E io sono assolutamente d'accordo con te gabrigabri, solo che poi, al solito nostro, sabrina ed io ci siamo lasciati un attimino trasportare...


----------



## Necsus

(DeMauro - avere) 15 CO seguito dalla prep. _da_ e infinito, dovere: _a. da lavorare_, _a. altro da fare_; con rif. a un tempo futuro: _ha da passare ancora un mese_; in alcuni usi senza la prep.: _avere gli esami_, doverli sostenere |

Ebbene sì, sono d'accordo, non è granché gradevole. Ma tant'è... 

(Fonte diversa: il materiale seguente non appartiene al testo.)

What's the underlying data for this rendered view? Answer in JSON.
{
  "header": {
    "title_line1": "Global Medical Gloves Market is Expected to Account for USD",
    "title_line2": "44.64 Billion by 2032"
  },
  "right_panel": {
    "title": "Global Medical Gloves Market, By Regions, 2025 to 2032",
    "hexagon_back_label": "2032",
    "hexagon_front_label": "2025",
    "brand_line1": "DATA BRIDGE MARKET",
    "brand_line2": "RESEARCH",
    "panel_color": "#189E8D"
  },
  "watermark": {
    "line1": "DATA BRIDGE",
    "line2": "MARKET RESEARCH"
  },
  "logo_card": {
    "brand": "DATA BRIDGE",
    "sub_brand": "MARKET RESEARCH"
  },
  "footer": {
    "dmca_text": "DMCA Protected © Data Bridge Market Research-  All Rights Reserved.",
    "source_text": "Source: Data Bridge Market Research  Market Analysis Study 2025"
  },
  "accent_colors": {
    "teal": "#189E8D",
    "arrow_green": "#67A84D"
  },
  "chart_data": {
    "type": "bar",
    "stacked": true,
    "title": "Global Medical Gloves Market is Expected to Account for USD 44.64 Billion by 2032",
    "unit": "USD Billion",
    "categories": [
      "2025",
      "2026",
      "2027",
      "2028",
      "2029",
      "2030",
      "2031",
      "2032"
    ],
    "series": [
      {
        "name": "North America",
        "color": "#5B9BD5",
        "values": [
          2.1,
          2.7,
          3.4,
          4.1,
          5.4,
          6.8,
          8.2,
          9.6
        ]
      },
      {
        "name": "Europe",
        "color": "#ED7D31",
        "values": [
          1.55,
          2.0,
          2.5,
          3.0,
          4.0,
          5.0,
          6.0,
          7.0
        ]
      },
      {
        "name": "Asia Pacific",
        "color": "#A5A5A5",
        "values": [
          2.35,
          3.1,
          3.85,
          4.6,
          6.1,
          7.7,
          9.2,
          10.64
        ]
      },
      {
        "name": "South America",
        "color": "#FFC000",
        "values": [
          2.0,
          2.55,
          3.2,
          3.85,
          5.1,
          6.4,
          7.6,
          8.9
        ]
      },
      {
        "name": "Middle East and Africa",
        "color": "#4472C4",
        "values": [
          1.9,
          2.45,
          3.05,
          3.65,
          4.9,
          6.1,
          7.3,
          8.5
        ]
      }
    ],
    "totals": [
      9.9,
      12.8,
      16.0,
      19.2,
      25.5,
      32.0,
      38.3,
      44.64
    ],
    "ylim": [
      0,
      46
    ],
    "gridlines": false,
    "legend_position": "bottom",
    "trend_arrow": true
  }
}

Più nello specifico Serianni (XI,47a/b):
"_Dovere + infinito_ può assumere il valore di un vero e proprio futuro [...]. E' un valore che appare in tutta evidenza quando la perifrasi è adoperata per indicare un _«_futuro nel passato_»:_ «[...] un'amicizia che _doveva farsi_ sempre più fida e tenace» (= un'amicizia che si sarebbe fatta_)__._
In luogo di _dovere_ può adoperarsi in molti casi *avere + da* (meno comunemente _a_) *+ infinito*, che indica un'azione proiettata nel futuro.


----------



## sabrinita85

Grazie Necsus (e bentrovato! ) per i tuoi sempre interessanti contributi!


----------



## Necsus

Prego. E bentornata, Sabri...!


----------